In questi ultimi giorni si vede un aumento di intolleranza nella rete, luogo considerato di libertà di opinione spesso confusa con possibilità di scrivere e dire ciò che si vuole, soffocando il pensiero degli altri (e dimenticando il principio secondo cui la tua libertà termina dove calpesta la mia).
Due casi riguardano da vicino due amici, Marco Camisani Calzolari e Caterina Policaro.
Nel primo caso Marco ha predisposto una ennesima (non è la prima) ricerca sull’analisi dei follower di twitter di vari politici, iniziando con Beppe Grillo e facendo presente che – dalla sua analisi – oltre il 50% dei follower di Grillo si comportano come BOT (ossia persone che si agganciano al profilo senza scrivere e commentare). Questo fenomeno è attivo già da tempo, già dalle mailing list, i cosiddetti “lurker”: persone che si attivano un account solo per seguire ma senza mai interagire. Da qui i giornali hanno iniziato a titolare sui “falsi follower”, su “follower comprati” al punto da scatenare una vera e propria caccia all’uomo anziché rimanere nel terreno del confronto sui dati. Siamo arrivati al punto in cui Marco è stato minacciato da persone (che come sempre vengono considerate non affiliate ai vari movimenti) e a tutt’ora – nonostante una decina di miei solleciti – Beppe Grillo non ha preso le distanze da tali persone e Marco a seguito delle minacce ricevute ha chiuso tutti i presidi sociali (Facebook e Twitter in primis).
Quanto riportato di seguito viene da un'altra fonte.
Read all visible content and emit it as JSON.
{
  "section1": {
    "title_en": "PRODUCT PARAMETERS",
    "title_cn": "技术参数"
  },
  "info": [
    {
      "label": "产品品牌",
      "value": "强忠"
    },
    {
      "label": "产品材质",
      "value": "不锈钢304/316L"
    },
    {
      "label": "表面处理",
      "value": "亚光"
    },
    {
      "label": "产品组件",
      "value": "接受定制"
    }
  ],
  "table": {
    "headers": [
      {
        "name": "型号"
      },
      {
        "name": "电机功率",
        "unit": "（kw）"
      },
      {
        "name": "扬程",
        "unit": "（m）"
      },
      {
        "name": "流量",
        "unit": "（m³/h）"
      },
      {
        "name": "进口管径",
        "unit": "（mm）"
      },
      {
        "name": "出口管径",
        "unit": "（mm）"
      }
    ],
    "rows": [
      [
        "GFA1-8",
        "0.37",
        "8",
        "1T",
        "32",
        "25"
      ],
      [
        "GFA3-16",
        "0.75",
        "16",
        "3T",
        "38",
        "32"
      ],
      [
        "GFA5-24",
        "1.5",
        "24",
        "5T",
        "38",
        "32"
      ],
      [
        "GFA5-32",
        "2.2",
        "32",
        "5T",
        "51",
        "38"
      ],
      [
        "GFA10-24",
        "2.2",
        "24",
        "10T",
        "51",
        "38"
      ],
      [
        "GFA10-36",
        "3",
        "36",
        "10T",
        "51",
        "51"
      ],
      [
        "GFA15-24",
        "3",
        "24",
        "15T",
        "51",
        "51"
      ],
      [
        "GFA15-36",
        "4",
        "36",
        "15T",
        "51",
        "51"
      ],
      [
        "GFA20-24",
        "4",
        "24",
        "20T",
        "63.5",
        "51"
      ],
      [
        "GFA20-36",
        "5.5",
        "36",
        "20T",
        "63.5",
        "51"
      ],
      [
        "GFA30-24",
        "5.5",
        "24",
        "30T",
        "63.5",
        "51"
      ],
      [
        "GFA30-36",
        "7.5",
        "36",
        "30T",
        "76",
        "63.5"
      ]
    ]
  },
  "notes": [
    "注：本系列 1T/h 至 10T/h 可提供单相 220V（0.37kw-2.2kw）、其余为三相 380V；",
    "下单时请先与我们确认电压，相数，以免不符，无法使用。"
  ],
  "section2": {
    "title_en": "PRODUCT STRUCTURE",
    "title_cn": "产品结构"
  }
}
Nel secondo caso Caterina è oggetto di attacco in quanto hanno segnalato in un gruppo su Facebook che all’interno di un altro gruppo Caterina aveva preso posizione contro chi scherzava sulla sindrome di Down. E anche li via attacchi personali su pagine e profili.
Che sta succedendo? Il caldo estivo? No, purtroppo questo dimostra per l’ennesima volta che il Web è diventato per molti uno sfintere, uno sfogo per scaricarsi contro persone ed idee – spesso in branco – senza pesare le parole e le azioni. Si pensa ancora oggi, nel 2012, che nel Web non vi sia tracciabilità, che basta nascondersi dietro un nomignolo o fare azioni di massa per non essere identificati. Posso assicurarvi, visto che lavoro dalla parte del lato “buono” del Web, che così non è. Una volta per sfogarsi c’era l’arena, poi il calcio, poi i newsgroup (i più vecchi si ricorderanno le litigate in newsgroup quali it.lavoro.professioni.webmaster a cui partecipavo pure io!), poi i social media.
Quali soluzioni? Non me ne viene in mente nessuna se non di iniziare ad incrementare l’uso dei social media per servizi di qualità: partecipazione sociale (e-partecipation), condivisione di idee, discussioni secondo quei vecchi principi di netiquette sconosciuti ai “nativi digitali” e dimenticati da molti “immigrati digitali”.